Guest post by Don Gregory, president, OnTarget Research

If hearing the voice of the customer through market research and using that insight to help drive and measure business success is so important, why are an increasing number of business leaders turning away from using the tool as they once did.

The answer is simple, market research isn’t providing the value and insight it once did. There are many reasons for this but here are three that are near the top of the list.

1. The right questions aren’t being asked
In fact, market research questions have become increasingly lazy over time. For market research to deliver lasting value, the areas of investigation and questions asked must reflect an intimate understanding of the marketplace, its complexities and the mindset of the customer. Healthy debate about what questions to ask must be held with key stakeholders to bring clarity to the issues that need to be understood. Once completed, extreme care must be taken to write and sequence questions to provide the insight that is desired.

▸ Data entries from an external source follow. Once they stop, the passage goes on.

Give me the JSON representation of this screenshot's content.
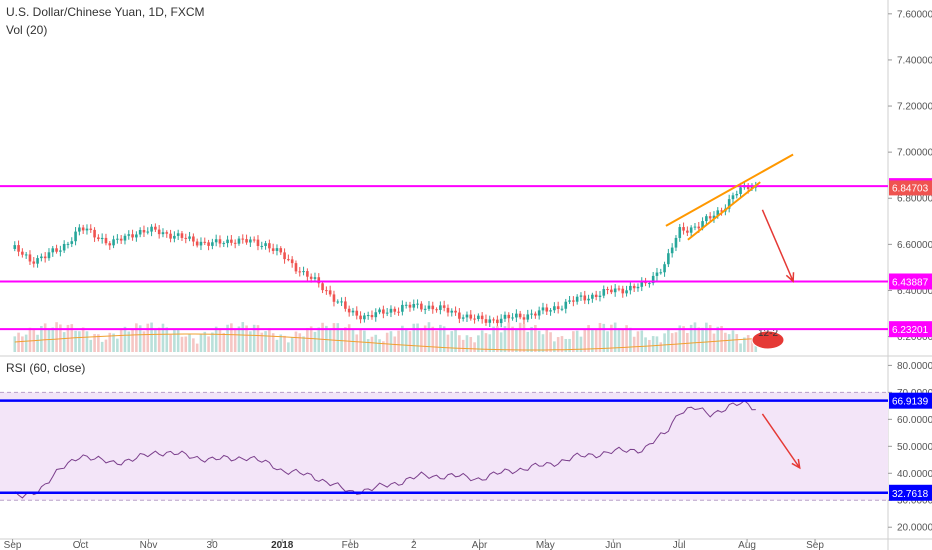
{
  "header": {
    "symbol_line": "U.S. Dollar/Chinese Yuan, 1D, FXCM",
    "volume_label": "Vol (20)",
    "rsi_label": "RSI (60, close)"
  },
  "colors": {
    "up": "#26a69a",
    "down": "#ef5350",
    "hline_magenta": "#ff00ff",
    "hline_blue": "#0000ff",
    "wedge": "#ff9800",
    "arrow": "#e53935",
    "rsi_line": "#7b3f8c",
    "rsi_band": "#f3e5f8",
    "volume_ma": "#f0a030"
  },
  "chart_data": [
    {
      "type": "candlestick",
      "title": "U.S. Dollar/Chinese Yuan, 1D, FXCM",
      "x_ticks": [
        "Sep",
        "Oct",
        "Nov",
        "30",
        "2018",
        "Feb",
        "2",
        "Apr",
        "May",
        "Jun",
        "Jul",
        "Aug",
        "Sep"
      ],
      "y_ticks": [
        "6.20000",
        "6.40000",
        "6.60000",
        "6.80000",
        "7.00000",
        "7.20000",
        "7.40000",
        "7.60000"
      ],
      "ylim": [
        6.12,
        7.66
      ],
      "close_path": [
        [
          "2017-09-01",
          6.58
        ],
        [
          "2017-09-08",
          6.53
        ],
        [
          "2017-09-15",
          6.55
        ],
        [
          "2017-09-22",
          6.58
        ],
        [
          "2017-10-01",
          6.67
        ],
        [
          "2017-10-08",
          6.64
        ],
        [
          "2017-10-15",
          6.6
        ],
        [
          "2017-10-25",
          6.65
        ],
        [
          "2017-11-05",
          6.66
        ],
        [
          "2017-11-15",
          6.63
        ],
        [
          "2017-11-25",
          6.61
        ],
        [
          "2017-11-30",
          6.6
        ],
        [
          "2017-12-10",
          6.62
        ],
        [
          "2017-12-25",
          6.6
        ],
        [
          "2018-01-01",
          6.55
        ],
        [
          "2018-01-10",
          6.48
        ],
        [
          "2018-01-20",
          6.41
        ],
        [
          "2018-02-01",
          6.3
        ],
        [
          "2018-02-08",
          6.29
        ],
        [
          "2018-02-15",
          6.3
        ],
        [
          "2018-02-25",
          6.33
        ],
        [
          "2018-03-10",
          6.33
        ],
        [
          "2018-03-25",
          6.29
        ],
        [
          "2018-04-01",
          6.27
        ],
        [
          "2018-04-15",
          6.28
        ],
        [
          "2018-05-01",
          6.31
        ],
        [
          "2018-05-15",
          6.36
        ],
        [
          "2018-06-01",
          6.4
        ],
        [
          "2018-06-15",
          6.42
        ],
        [
          "2018-06-25",
          6.52
        ],
        [
          "2018-07-01",
          6.66
        ],
        [
          "2018-07-10",
          6.68
        ],
        [
          "2018-07-20",
          6.75
        ],
        [
          "2018-07-28",
          6.83
        ],
        [
          "2018-08-03",
          6.86
        ],
        [
          "2018-08-06",
          6.84
        ]
      ],
      "last_price": 6.84703,
      "horizontal_levels": [
        6.85258,
        6.43887,
        6.23201
      ],
      "rising_wedge": {
        "upper": [
          [
            "2018-06-25",
            6.68
          ],
          [
            "2018-08-22",
            6.99
          ]
        ],
        "lower": [
          [
            "2018-07-05",
            6.62
          ],
          [
            "2018-08-07",
            6.87
          ]
        ]
      },
      "projection_arrow": [
        [
          "2018-08-08",
          6.75
        ],
        [
          "2018-08-22",
          6.44
        ]
      ]
    },
    {
      "type": "bar",
      "title": "Vol (20)",
      "badge": "12-2"
    },
    {
      "type": "line",
      "title": "RSI (60, close)",
      "y_ticks": [
        "20.0000",
        "30.0000",
        "40.0000",
        "50.0000",
        "60.0000",
        "70.0000",
        "80.0000"
      ],
      "ylim": [
        16,
        82
      ],
      "band": [
        30,
        70
      ],
      "series": [
        {
          "values": [
            [
              "2017-09-01",
              32
            ],
            [
              "2017-09-05",
              31
            ],
            [
              "2017-09-12",
              34
            ],
            [
              "2017-09-20",
              40
            ],
            [
              "2017-10-01",
              47
            ],
            [
              "2017-10-08",
              45
            ],
            [
              "2017-10-15",
              44
            ],
            [
              "2017-10-25",
              45
            ],
            [
              "2017-11-05",
              48
            ],
            [
              "2017-11-15",
              47
            ],
            [
              "2017-11-30",
              45
            ],
            [
              "2017-12-15",
              46
            ],
            [
              "2017-12-28",
              43
            ],
            [
              "2018-01-01",
              41
            ],
            [
              "2018-01-15",
              39
            ],
            [
              "2018-02-01",
              33
            ],
            [
              "2018-02-10",
              34
            ],
            [
              "2018-02-20",
              36
            ],
            [
              "2018-03-05",
              39
            ],
            [
              "2018-03-20",
              39
            ],
            [
              "2018-04-01",
              38
            ],
            [
              "2018-04-15",
              41
            ],
            [
              "2018-05-01",
              43
            ],
            [
              "2018-05-15",
              46
            ],
            [
              "2018-06-01",
              48
            ],
            [
              "2018-06-15",
              49
            ],
            [
              "2018-06-25",
              55
            ],
            [
              "2018-07-01",
              63
            ],
            [
              "2018-07-08",
              64
            ],
            [
              "2018-07-15",
              62
            ],
            [
              "2018-07-25",
              65
            ],
            [
              "2018-08-01",
              66
            ],
            [
              "2018-08-05",
              64
            ]
          ]
        }
      ],
      "horizontal_levels": [
        66.9139,
        32.7618
      ],
      "projection_arrow": [
        [
          "2018-08-08",
          62
        ],
        [
          "2018-08-25",
          42
        ]
      ]
    }
  ]
}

2. People forget that there must be a rhythm to market research
We have all sat in planning meetings where someone says “we need to do some market research before we move forward”. The research is fielded, analyzed and insights are gleaned. Unfortunately the research effort ends there. The problem arises with this strategy when there are shifts in the market or new competitors or products enter into it. Old research can’t answer new questions. There must be a sustained rhythm to market research to continuously measure shifts in the market. Doing so can not only address new questions and concerns but it can even help leaders look to the future and proactively respond to what they are seeing.

3. People want to fight with what the research is telling them
Especially when they don’t like the answers they are getting. Surprisingly, fighting for turf and defending previous business decisions becomes more important than listening to what customers are saying. It is refreshing and extremely powerful when leaders work hard to understand what customers are telling them and digest that insight to improve their performance. Fighting against customers has never proved successful. Listening to and embracing their input has!